Consulted on the draft revision of the Code of Civil Procedure (CPC), economic circles had rejected the Federal Council’s proposals for the introduction of instruments for the collective exercise of rights and subsequently noted with satisfaction that they had been withdrawn.

“New proposals” on the collective exercise of rights

According to today’s press release, the parliamentary debates on the revision of the CPC revealed that “new proposals on the collective exercise of rights” were clearly expected from the Federal Council. What is incomprehensible, however, is that these are not subject to consultation, but are directly approved before parliament.

In concrete terms, the intention is that the existing collective action for organizations can now also be used for claims for damages, all violations of the law together. Collective mediation – whether or not within a class action procedure – must also become possible. The courts are thus thrown into the hands of the litigation industry as it is sufficient that the complaining organizations exist for at least twelve months when they initiate proceedings. Collective actions will be implemented across sectors and thus be available in all jurisdictions. According to the notice, the condition that only organizations “of national or regional interest” can file complaints in Switzerland will be removed, in violation of current law. This possibility will also be offered to foreign organizations, whereby additional conditions with regard to the authorization or qualification of legitimate associations and organizations will also be waived. With this project, the door is wide open for the international process industry, exactly the trend that the business community has been warning about for a long time. However, no measures appear to be planned to protect us from this.

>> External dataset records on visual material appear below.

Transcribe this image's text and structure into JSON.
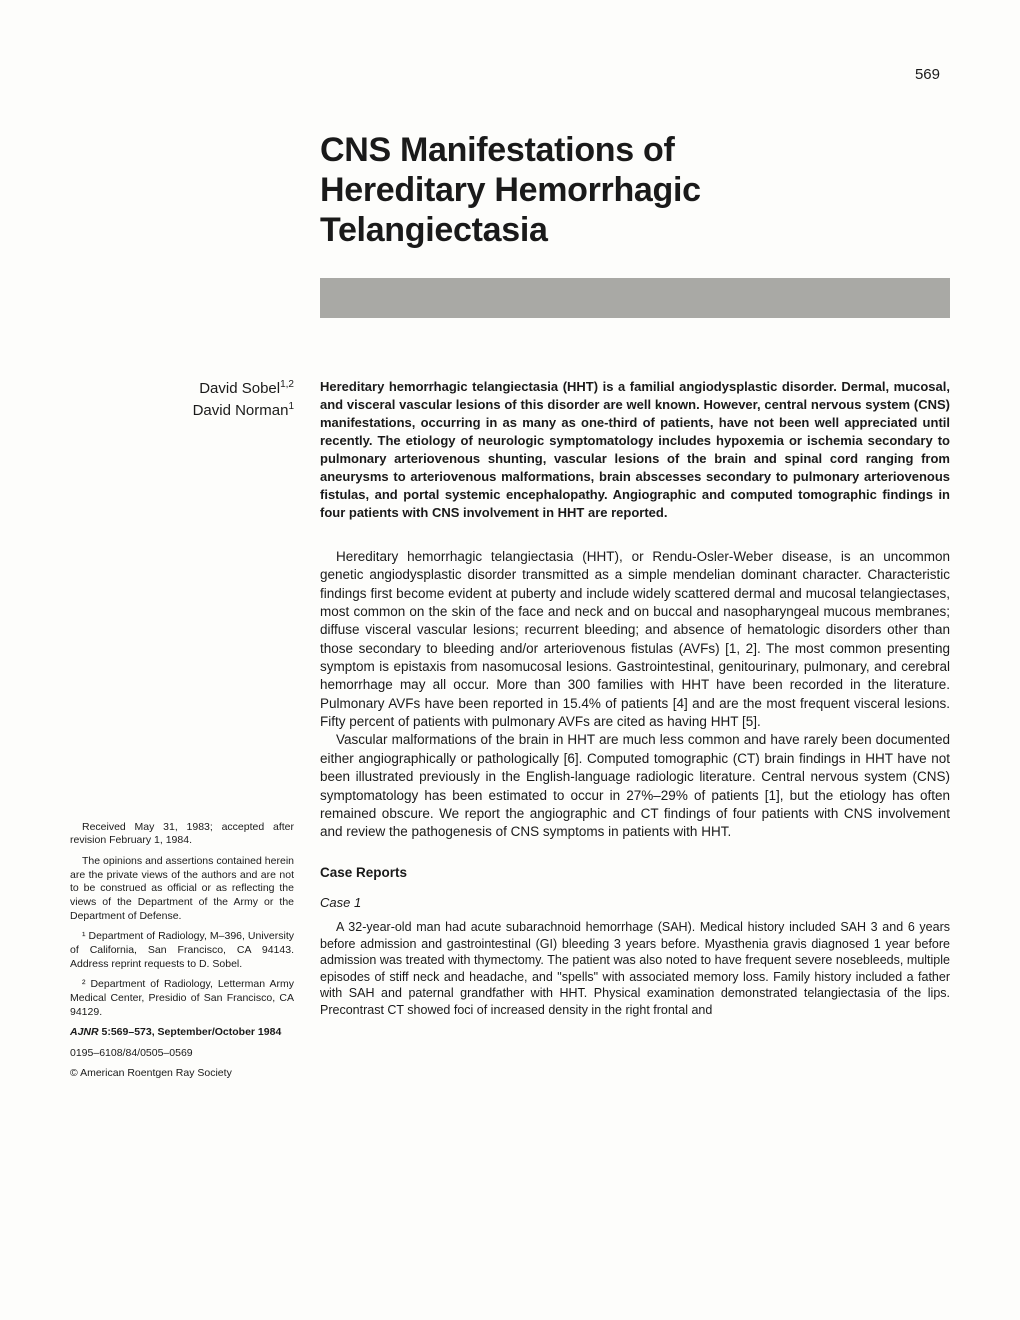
{
  "page_number": "569",
  "title_line1": "CNS Manifestations of",
  "title_line2": "Hereditary Hemorrhagic",
  "title_line3": "Telangiectasia",
  "authors": {
    "a1_name": "David Sobel",
    "a1_sup": "1,2",
    "a2_name": "David Norman",
    "a2_sup": "1"
  },
  "abstract": "Hereditary hemorrhagic telangiectasia (HHT) is a familial angiodysplastic disorder. Dermal, mucosal, and visceral vascular lesions of this disorder are well known. However, central nervous system (CNS) manifestations, occurring in as many as one-third of patients, have not been well appreciated until recently. The etiology of neurologic symptomatology includes hypoxemia or ischemia secondary to pulmonary arteriovenous shunting, vascular lesions of the brain and spinal cord ranging from aneurysms to arteriovenous malformations, brain abscesses secondary to pulmonary arteriovenous fistulas, and portal systemic encephalopathy. Angiographic and computed tomographic findings in four patients with CNS involvement in HHT are reported.",
  "intro_p1": "Hereditary hemorrhagic telangiectasia (HHT), or Rendu-Osler-Weber disease, is an uncommon genetic angiodysplastic disorder transmitted as a simple mendelian dominant character. Characteristic findings first become evident at puberty and include widely scattered dermal and mucosal telangiectases, most common on the skin of the face and neck and on buccal and nasopharyngeal mucous membranes; diffuse visceral vascular lesions; recurrent bleeding; and absence of hematologic disorders other than those secondary to bleeding and/or arteriovenous fistulas (AVFs) [1, 2]. The most common presenting symptom is epistaxis from nasomucosal lesions. Gastrointestinal, genitourinary, pulmonary, and cerebral hemorrhage may all occur. More than 300 families with HHT have been recorded in the literature. Pulmonary AVFs have been reported in 15.4% of patients [4] and are the most frequent visceral lesions. Fifty percent of patients with pulmonary AVFs are cited as having HHT [5].",
  "intro_p2": "Vascular malformations of the brain in HHT are much less common and have rarely been documented either angiographically or pathologically [6]. Computed tomographic (CT) brain findings in HHT have not been illustrated previously in the English-language radiologic literature. Central nervous system (CNS) symptomatology has been estimated to occur in 27%–29% of patients [1], but the etiology has often remained obscure. We report the angiographic and CT findings of four patients with CNS involvement and review the pathogenesis of CNS symptoms in patients with HHT.",
  "section_case_reports": "Case Reports",
  "case1_head": "Case 1",
  "case1_body": "A 32-year-old man had acute subarachnoid hemorrhage (SAH). Medical history included SAH 3 and 6 years before admission and gastrointestinal (GI) bleeding 3 years before. Myasthenia gravis diagnosed 1 year before admission was treated with thymectomy. The patient was also noted to have frequent severe nosebleeds, multiple episodes of stiff neck and headache, and \"spells\" with associated memory loss. Family history included a father with SAH and paternal grandfather with HHT. Physical examination demonstrated telangiectasia of the lips. Precontrast CT showed foci of increased density in the right frontal and",
  "footnotes": {
    "received": "Received May 31, 1983; accepted after revision February 1, 1984.",
    "opinions": "The opinions and assertions contained herein are the private views of the authors and are not to be construed as official or as reflecting the views of the Department of the Army or the Department of Defense.",
    "aff1": "¹ Department of Radiology, M–396, University of California, San Francisco, CA 94143. Address reprint requests to D. Sobel.",
    "aff2": "² Department of Radiology, Letterman Army Medical Center, Presidio of San Francisco, CA 94129.",
    "journal_abbrev": "AJNR",
    "journal_cite": " 5:569–573, September/October 1984",
    "issn": "0195–6108/84/0505–0569",
    "copyright": "© American Roentgen Ray Society"
  },
  "colors": {
    "background": "#fdfdfb",
    "text": "#1a1a1a",
    "bar": "#a9a9a5"
  }
}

Unanimous rejection by the economy

As soon as the preliminary draft revision of the Code of Civil Procedure was published, economic circles in our country rejected the idea of ​​introducing collective action instruments into the Swiss legal system (see also the political file economiesuisse: Class actions).

A year ago, economysuisse explained why Swiss companies were against the introduction of such instruments on principle: they strongly encourage abuse, play on the commercialization of Swiss law and only create new problems. Any company in any industry can become a target and face significant liability risks. The ensuing drawbacks, such as a generalized price hike and possible abuse against all Swiss companies, will be significant to our economic system and the model to which Switzerland owes its success. Not to mention that our country will be in the spotlight of a very active process industry that skillfully maneuvers around the world. Ultimately, Swiss consumers will also be the losers.

Facilitating access to justice, a laudable desire

The current draft revision aims to facilitate access to justice, which is supported in Swiss economic circles. These improvements will make it easier to exercise their rights in court (e.g. reduction of the advance of costs for claimants, no transfer of the risks of costs and insolvency to claimants, temporary extension of the mediation procedure, simplification of coordination of proceedings). All these measures – which Parliament is currently considering – use existing and proven means in our legal system. It is therefore appropriate to implement them first to facilitate access to justice and then to wait for the experiments made with the revised Code of Civil Procedure before introducing new procedural instruments prone to abuse.